MAIS OFFSET = MENOS TRAIL?
As duas Cannondale Scalpel HT que utilizámos para analisar os diferentes valores de offset têm configurações semelhantes, embora com uma qualidade diferente em termos de componentes, mas a verdade é que quando se entra em pormenores não se nota qualquer diferença em termos de posição de condução. Nota-se uma diferença nas extremidades do guiador de carbono da Carbon 2, mas é só isso. O ângulo das costas e a distância até ao guiador são idênticos. No entanto, quando se começa a pedalar, aparecem as primeiras diferenças subtis. A física diz-nos que o avanço de 44mm da suspensão SID do modelo Carbon 3 deveria proporcionar um “Trail” maior e, portanto, uma direção "mais pesada", mas na realidade não parece ser nada assim, ou pelo menos subjetivamente não nos parece ser assim. Move-se tão levemente como a sua irmã Carbon 2, que tem uma Lefty com um avanço de 55 mm, e que teoricamente deveria ser mais ágil (na prática, quanto mais offset tiver, menos trail).
É provável que o facto de a Carbon 3 ter uma suspensão mais baixa e o eixo dianteiro estar 11mm mais próximo do pedaleiro signifique que mais peso cai sobre a direção e a roda, e, portanto, a agilidade na viragem é praticamente a mesma. Não podemos ignorar o facto de a Carbon 2 estar equipada com um pneu dianteiro Schwalbe Racing Ray com composto SpeedGrip, à priori com mais aderência do que o composto Performance da Carbon 3, e que também pode abrandar as mudanças de direção. Portanto, embora os offsets sejam diferentes, em termos de agilidade quase não notamos qualquer diferença. Isto também nos leva a pensar que o “Trail” pode não ser uma medida tão definitiva ou transcendental, porque se o “Trail” é simplesmente a "resistência" à rotação do guiador, o que acontece se incluirmos as medidas do avanço ou do guiador na equação?

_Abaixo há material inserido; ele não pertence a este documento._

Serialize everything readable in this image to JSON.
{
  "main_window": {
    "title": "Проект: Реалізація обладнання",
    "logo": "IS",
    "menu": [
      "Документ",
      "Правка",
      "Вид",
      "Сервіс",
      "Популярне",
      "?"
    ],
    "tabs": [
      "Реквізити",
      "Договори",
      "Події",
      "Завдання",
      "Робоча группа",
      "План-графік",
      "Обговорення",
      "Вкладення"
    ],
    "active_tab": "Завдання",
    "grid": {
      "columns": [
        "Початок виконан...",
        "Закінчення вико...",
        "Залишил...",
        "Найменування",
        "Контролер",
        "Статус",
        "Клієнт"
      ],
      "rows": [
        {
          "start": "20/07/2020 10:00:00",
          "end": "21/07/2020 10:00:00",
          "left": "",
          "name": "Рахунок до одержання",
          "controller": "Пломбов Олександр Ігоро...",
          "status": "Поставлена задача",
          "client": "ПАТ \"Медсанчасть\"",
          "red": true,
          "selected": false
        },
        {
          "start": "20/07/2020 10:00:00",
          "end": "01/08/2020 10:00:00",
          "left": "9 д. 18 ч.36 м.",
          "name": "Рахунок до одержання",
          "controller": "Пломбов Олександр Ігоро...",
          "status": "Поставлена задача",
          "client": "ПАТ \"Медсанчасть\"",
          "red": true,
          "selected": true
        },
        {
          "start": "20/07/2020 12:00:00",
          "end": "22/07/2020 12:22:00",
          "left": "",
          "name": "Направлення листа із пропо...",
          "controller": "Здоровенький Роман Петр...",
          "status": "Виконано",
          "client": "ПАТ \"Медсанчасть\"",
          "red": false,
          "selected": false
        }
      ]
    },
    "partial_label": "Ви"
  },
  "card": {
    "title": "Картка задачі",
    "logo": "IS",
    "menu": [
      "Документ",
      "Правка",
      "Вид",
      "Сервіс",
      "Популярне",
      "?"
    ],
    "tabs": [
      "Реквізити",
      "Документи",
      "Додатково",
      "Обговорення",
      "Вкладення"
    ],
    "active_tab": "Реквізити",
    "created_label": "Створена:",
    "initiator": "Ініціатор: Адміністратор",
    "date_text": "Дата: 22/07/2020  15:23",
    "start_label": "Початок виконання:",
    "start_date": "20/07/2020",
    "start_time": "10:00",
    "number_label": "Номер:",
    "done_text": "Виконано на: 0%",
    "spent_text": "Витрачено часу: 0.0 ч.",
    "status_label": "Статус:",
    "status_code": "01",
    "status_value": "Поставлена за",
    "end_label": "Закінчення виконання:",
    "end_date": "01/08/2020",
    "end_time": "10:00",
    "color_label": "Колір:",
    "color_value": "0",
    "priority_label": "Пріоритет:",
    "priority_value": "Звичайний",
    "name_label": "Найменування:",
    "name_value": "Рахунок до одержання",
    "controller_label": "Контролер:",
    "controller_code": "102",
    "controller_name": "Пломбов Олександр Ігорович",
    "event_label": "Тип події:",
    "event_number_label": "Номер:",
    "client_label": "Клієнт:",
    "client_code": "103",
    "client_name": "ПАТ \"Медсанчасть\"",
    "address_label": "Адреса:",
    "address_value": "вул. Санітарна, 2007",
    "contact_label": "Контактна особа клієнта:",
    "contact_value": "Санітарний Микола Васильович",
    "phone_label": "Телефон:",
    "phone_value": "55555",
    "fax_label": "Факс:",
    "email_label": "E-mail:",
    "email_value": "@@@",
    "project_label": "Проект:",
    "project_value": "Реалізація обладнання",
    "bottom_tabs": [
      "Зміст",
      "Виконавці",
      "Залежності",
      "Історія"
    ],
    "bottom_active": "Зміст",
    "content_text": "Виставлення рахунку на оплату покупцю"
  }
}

No caso destas duas bicicletas são iguais, mas podemos assumir que uma bicicleta com um “Trail” longo, que deveria ter uma direção estável e lenta, poderia ser ágil e viva com um guiador muito largo com mais alavanca, dando uma resposta semelhante a uma com um “Trail” mais pequeno e um guiador mais curto. Da mesma forma, o volume dos pneus também tem efeito. Um balão mais alto eleva o eixo da roda e aumenta o “Trail”, e vice-versa.
MELHOR A DESCER
Em teoria, a Scalpel HT Carbon 2 com Lefty já te oferece mais segurança. Vês a roda mais longe, mesmo que seja apenas 11mm (que numa bicicleta é uma quantidade enorme) e isso proporciona mais confiança "virtual" para enfrentar degraus, algo que se torna uma realidade assim que enfrentamos a primeira descida. A Carbon 2 desce muito melhor, é mais segura e mais estável devido aos 11mm a mais do que a Lefty, que prolonga o comprimento entre os eixos. A suspensão Lefty é uma "raridade" não só devido ao seu desenho único de uma só perna, mas também devido ao desvio mais longo que contribui para melhorar a capacidade em descidas irregulares, desde que o ângulo de direção da bicicleta seja o correto.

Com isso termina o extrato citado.